36. Summing up the position as it obtained from various decisions of this Court, namely Rameshwar Dayal v. State of U.P.19, State of W.B. v. Tulsidas Mundhra20, Jamatraj Kewalji Govani v. State of Maharashtra21, Masalti v. State of U.P.22, Rajeswar Prosad Misra v. State of W.B.23 and R.B. Mithani v. State of Maharashtra24, the Court held:

27. The principle of law that emerges from the views expressed by this Court in the above decisions is that the criminal court has ample power to summon any person as a witness or recall and re-examine any such person even if the evidence on both sides is closed and the jurisdiction of the court must obviously be dictated by exigency of the situation, and fair play and good sense appear to be the only safe guides and that only the requirements of justice command the examination of any person which would depend on the facts and circumstances of each case."

37. The power of the court is not constrained by the closure of evidence. Therefore, it is amply clear from the above discussion that the broad powers under Section 311 are to be governed by the requirement of justice. The power must be exercised wherever the court finds that any evidence is essential for the just decision of the case. The statutory provision goes to emphasise that the court is not a hapless bystander in the derailment of justice. Quite to the contrary, the court has a vital role to discharge in ensuring that the cause of discovering truth as an aid in the realization of justice is manifest."

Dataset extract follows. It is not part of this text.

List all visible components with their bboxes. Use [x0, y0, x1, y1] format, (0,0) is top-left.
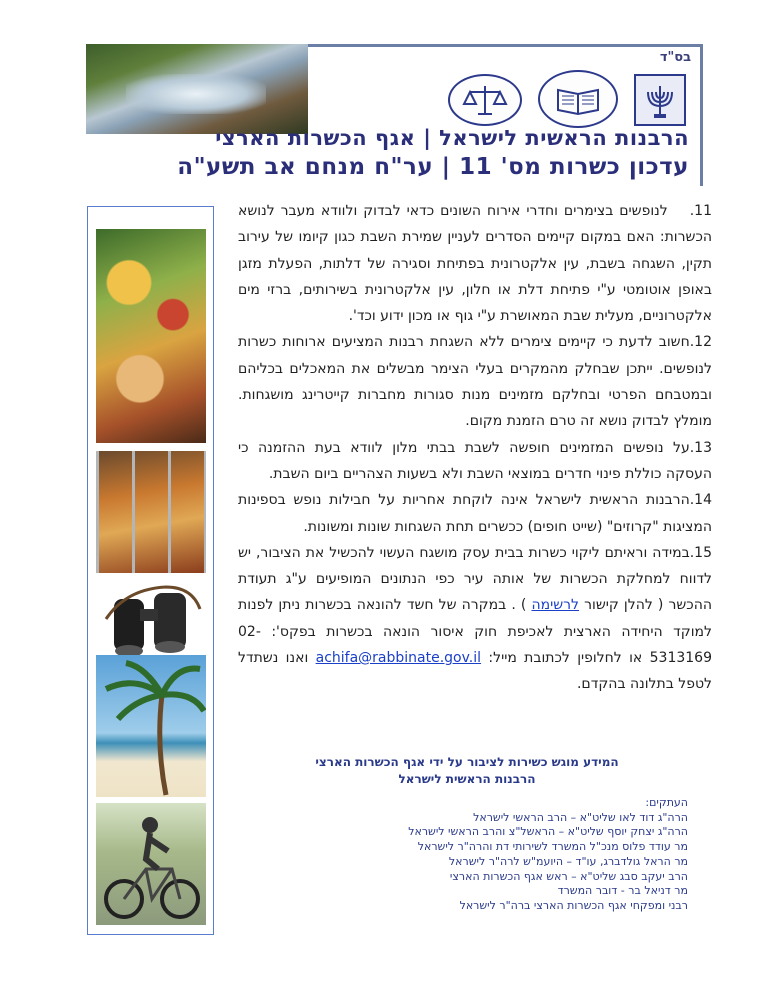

13. The provisions contained in Section 311 Cr.P.C., being germane to the present controversy, are extracted herein below:-

"311. Power to summon material witness, or examine person present.-- Any Court may, at any stage of any inquiry, trial or other proceeding under this Code, summon any person as a witness, or examine any person in attendance, though not summoned as a witness, or recall and re-examine any person already examined; and the Court shall summon and examine or recall and re-examine any such person if his evidence appears to it to be essential to the just decision of the case."

(emphasis supplied)

16. In view of the above discussions and deliberations, this Court opines that to meet the ends of justice, the door cannot be shut against the accused persons without giving opportunity to cross-examine the witness only after he came to know that in another sessions trial the same witness has turned hostile.

17. Accordingly, the order impugned passed by the trial court dated 29th August, 2022 passed by the Additional Sessions Judge, Court No.15, Allahabad in Session Trial No. 196 of 2015 (State Vs. Uday Yadav), arising out of Case Crime No. 609 of 2014 under Section 302 I.P.C., Police Station-Dhoomanganj, District-Allahabad rejecting the application filed by the applicant under Section 311 Cr.P.C. for further cross-examination of P.W.-2 is set aside. The trial court is directed to fix a date for cross-examination of P.W.-2 again by the applicant in the changed circumstances.

18. With the aforesaid directions, the present application stands allowed.

19. It is made clear that this Court has not expressed any opinion on the merits of the sessions trial no. 196 of 2015.